Sycorax, in Shakespeare’s play The Tempest, is mute. Her tale is told by others. Her feelings and motives are property of those who know her and take it upon themselves to decipher her to the audience. Sycorax was not given a voice.
Her daughters—the 33 women of color who contributed these stories—have rich voices that refuse to whisper. Their words lay on the page with strong marks—bold lines that break boundaries.
Their stories are dark and Gothic. Stitched in moments of fear, the authors of Sycorax’s Daughters come together to weave stories of magic, bravery and love… but these are no tender romances.
The tales in Sycorax’s Daughters tap the essence of humanity. They grasp the bitter and ugly by its heels and draw it into the light. They look, unafraid, into demon eyes and smile. The power is in the tale.

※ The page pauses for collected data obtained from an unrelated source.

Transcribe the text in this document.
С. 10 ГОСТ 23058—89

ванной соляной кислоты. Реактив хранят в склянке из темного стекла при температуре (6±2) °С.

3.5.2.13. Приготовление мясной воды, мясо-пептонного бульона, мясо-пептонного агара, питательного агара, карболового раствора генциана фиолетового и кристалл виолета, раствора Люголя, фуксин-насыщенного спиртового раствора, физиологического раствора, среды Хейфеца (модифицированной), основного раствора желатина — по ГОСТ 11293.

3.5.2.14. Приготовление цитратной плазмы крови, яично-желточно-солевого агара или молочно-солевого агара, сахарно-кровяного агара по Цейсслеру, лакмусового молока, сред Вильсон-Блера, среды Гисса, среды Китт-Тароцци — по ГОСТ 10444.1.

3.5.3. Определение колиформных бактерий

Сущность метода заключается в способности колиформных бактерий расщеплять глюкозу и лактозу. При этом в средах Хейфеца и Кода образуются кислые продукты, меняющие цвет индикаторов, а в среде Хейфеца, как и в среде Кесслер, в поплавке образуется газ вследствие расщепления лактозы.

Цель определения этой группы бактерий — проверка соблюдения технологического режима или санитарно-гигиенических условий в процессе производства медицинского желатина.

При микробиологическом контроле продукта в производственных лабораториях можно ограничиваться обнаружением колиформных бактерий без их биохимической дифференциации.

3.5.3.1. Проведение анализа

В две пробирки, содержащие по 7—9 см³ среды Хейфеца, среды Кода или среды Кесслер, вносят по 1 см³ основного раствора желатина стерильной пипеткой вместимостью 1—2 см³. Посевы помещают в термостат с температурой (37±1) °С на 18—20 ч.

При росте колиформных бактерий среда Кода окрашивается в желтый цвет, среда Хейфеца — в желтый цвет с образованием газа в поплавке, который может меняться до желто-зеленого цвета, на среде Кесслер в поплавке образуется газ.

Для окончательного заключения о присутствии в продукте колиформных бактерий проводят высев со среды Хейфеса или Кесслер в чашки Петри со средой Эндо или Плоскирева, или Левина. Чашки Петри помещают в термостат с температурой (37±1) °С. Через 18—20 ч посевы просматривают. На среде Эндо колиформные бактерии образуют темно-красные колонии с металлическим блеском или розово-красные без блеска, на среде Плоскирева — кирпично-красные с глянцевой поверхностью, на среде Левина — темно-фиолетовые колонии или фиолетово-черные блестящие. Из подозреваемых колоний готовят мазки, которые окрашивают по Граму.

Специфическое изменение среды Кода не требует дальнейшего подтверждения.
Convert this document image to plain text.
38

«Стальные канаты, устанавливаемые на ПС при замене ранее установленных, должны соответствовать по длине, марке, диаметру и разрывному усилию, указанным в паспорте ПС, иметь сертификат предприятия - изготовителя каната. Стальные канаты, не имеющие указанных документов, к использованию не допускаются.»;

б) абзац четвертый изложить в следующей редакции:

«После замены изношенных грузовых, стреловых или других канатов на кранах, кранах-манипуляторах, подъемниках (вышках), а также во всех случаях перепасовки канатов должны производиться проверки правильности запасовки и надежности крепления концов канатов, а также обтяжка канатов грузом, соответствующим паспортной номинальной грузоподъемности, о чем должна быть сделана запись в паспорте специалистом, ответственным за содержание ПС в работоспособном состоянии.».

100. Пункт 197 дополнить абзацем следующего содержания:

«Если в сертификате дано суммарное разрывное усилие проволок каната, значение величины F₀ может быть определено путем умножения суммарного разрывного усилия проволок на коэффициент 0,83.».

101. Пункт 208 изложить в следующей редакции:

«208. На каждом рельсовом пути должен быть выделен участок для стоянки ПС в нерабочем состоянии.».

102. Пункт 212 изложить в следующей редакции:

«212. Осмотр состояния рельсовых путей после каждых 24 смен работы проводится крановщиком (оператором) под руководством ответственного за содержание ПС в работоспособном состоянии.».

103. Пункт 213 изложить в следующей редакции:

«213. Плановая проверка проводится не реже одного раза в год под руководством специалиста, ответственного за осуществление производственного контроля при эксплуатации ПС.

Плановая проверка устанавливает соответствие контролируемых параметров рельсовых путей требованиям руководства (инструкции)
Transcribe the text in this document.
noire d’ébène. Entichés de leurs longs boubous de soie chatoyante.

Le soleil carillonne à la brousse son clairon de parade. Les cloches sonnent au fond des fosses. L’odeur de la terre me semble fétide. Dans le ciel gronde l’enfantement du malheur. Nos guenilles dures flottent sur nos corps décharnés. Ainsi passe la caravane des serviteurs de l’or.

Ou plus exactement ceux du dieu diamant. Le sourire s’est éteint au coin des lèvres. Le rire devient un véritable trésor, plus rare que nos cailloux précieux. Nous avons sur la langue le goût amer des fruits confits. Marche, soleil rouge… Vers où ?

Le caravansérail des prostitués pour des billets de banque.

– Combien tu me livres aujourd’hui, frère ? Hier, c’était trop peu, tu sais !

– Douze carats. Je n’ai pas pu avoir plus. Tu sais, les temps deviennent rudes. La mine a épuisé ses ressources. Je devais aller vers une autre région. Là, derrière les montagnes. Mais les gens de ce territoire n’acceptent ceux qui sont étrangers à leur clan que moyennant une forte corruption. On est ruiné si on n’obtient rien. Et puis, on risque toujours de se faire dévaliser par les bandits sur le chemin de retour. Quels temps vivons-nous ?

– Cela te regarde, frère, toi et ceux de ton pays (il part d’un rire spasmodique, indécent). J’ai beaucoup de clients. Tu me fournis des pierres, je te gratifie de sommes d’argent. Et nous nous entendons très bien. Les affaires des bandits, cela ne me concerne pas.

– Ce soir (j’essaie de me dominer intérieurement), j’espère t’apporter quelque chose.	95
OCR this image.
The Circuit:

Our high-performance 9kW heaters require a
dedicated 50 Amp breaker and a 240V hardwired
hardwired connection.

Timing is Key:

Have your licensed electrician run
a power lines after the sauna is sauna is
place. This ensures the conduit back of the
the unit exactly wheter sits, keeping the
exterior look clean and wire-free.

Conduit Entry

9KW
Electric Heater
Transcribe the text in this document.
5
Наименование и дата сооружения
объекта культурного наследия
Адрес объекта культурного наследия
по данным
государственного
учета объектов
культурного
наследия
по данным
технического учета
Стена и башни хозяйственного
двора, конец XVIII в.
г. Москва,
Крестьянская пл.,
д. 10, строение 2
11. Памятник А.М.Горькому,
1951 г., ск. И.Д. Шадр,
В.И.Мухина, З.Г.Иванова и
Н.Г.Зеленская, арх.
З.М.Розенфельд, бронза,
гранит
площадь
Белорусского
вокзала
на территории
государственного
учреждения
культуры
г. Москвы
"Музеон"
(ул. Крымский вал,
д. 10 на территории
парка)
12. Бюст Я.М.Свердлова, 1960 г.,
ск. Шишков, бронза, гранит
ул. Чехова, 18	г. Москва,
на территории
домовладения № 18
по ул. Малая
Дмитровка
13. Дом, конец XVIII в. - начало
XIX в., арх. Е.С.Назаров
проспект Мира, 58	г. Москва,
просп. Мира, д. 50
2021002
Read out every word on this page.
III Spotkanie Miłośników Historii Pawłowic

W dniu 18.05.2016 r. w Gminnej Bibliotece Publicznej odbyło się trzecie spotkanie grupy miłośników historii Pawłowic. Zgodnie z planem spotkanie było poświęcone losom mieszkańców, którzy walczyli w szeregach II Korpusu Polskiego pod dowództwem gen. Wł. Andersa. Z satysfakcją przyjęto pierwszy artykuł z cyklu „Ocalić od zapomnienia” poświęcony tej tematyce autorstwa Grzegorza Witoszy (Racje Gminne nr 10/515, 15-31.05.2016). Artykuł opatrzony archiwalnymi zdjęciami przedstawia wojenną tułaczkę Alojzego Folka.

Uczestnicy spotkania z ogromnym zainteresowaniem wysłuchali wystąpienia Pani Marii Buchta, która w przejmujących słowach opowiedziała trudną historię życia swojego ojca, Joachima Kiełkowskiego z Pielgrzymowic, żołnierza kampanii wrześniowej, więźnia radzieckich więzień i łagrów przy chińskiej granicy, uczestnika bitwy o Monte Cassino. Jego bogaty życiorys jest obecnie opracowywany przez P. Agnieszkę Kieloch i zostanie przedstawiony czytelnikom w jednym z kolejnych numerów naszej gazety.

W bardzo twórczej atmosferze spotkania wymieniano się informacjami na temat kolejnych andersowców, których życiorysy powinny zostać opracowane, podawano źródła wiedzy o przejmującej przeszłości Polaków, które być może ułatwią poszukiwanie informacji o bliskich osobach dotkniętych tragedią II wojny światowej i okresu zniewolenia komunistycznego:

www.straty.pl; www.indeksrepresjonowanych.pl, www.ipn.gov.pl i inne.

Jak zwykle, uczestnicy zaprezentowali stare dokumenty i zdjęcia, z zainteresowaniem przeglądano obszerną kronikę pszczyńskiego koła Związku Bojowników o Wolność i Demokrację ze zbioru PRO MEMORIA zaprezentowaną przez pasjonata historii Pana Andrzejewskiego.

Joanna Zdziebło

They catch each shadow, distill it into ink and leave the monsters imprisoned on the page.
I’ve looked forward to reading Sycorax’s Daughters for almost a year, but once I cracked the spine and started delving into these pages I found myself slowing down to chew slowly. Sycorax’s Daughters is a literary feast to be devoured and savored—a meal of words that will satisfy long after the cover has closed.
These are words that, unlike voiceless Sycorax, will not remain silent. They have rung out boldly and will continue to echo for generations.